Eu costumava imaginar o regulador como um obstáculo — uma parede que você contorna. Eu demorou mais do que deveria para enxergar o regulador como um usuário: uma pessoa com uma carteira de casos, um orçamento limitado e o nome dela na linha se algo escapar.

Essa mudança de perspectiva altera a forma como eu leio "compliance por design". Uma cadeia pode oferecer divulgação seletiva perfeita, uma janela em tempo real, um olho de fechadura do auditor para exatamente o que a lei permite. Nada disso importa se o supervisor do outro lado não adotar isso. E supervisores são, por temperamento e mandato, os usuários mais conservadores em finanças. Eles não criaram a ferramenta; raramente podem ser responsabilizados por confiar no processo antigo, e podem ser responsabilizados, sim, por confiar em um processo novo.

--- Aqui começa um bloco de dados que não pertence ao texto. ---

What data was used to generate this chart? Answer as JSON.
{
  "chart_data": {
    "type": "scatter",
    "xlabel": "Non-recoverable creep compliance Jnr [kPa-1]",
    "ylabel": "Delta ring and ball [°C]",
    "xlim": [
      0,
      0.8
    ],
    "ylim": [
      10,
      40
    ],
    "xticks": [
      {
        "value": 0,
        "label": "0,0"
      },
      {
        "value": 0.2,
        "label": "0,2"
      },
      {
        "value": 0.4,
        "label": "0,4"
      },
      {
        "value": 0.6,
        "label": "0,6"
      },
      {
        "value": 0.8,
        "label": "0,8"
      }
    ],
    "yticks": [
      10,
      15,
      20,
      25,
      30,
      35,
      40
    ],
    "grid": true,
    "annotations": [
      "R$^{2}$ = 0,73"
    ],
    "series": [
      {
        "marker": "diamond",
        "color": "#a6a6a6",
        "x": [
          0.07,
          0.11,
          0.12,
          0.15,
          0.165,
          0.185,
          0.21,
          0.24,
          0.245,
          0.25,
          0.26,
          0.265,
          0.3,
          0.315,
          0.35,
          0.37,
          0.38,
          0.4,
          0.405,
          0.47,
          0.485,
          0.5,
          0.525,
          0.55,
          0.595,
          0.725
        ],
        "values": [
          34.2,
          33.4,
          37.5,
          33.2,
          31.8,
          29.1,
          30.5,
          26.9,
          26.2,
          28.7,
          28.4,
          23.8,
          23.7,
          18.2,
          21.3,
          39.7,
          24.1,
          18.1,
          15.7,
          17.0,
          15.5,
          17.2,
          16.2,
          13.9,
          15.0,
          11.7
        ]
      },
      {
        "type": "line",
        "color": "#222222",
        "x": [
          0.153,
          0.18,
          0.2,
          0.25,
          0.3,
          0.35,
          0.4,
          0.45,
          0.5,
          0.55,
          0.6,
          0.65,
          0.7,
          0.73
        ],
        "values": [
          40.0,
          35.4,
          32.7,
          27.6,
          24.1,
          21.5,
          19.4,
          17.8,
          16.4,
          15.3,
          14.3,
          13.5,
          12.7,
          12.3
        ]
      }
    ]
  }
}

Então eles fazem o que conhecem: relatórios familiares, formatos familiares, depois do fato.

Então a pergunta real para a Dusk não é "ela consegue produzir uma visão em conformidade". É se essa visão se encaixa no fluxo de trabalho existente de um supervisor — em um formato que ele já usa, reduzindo o trabalho dele em vez de adicionar um sistema para aprender e para o qual ele precisa dar garantias.

Quem faz isso dar certo? Não os engenheiros. O primeiro regulador disposto a aceitar uma prova on-chain no lugar de um PDF trimestral. O que derruba? Uma janela supervisora elegante que nenhum supervisor vai assumir — porque ser elegante nunca foi o problema deles.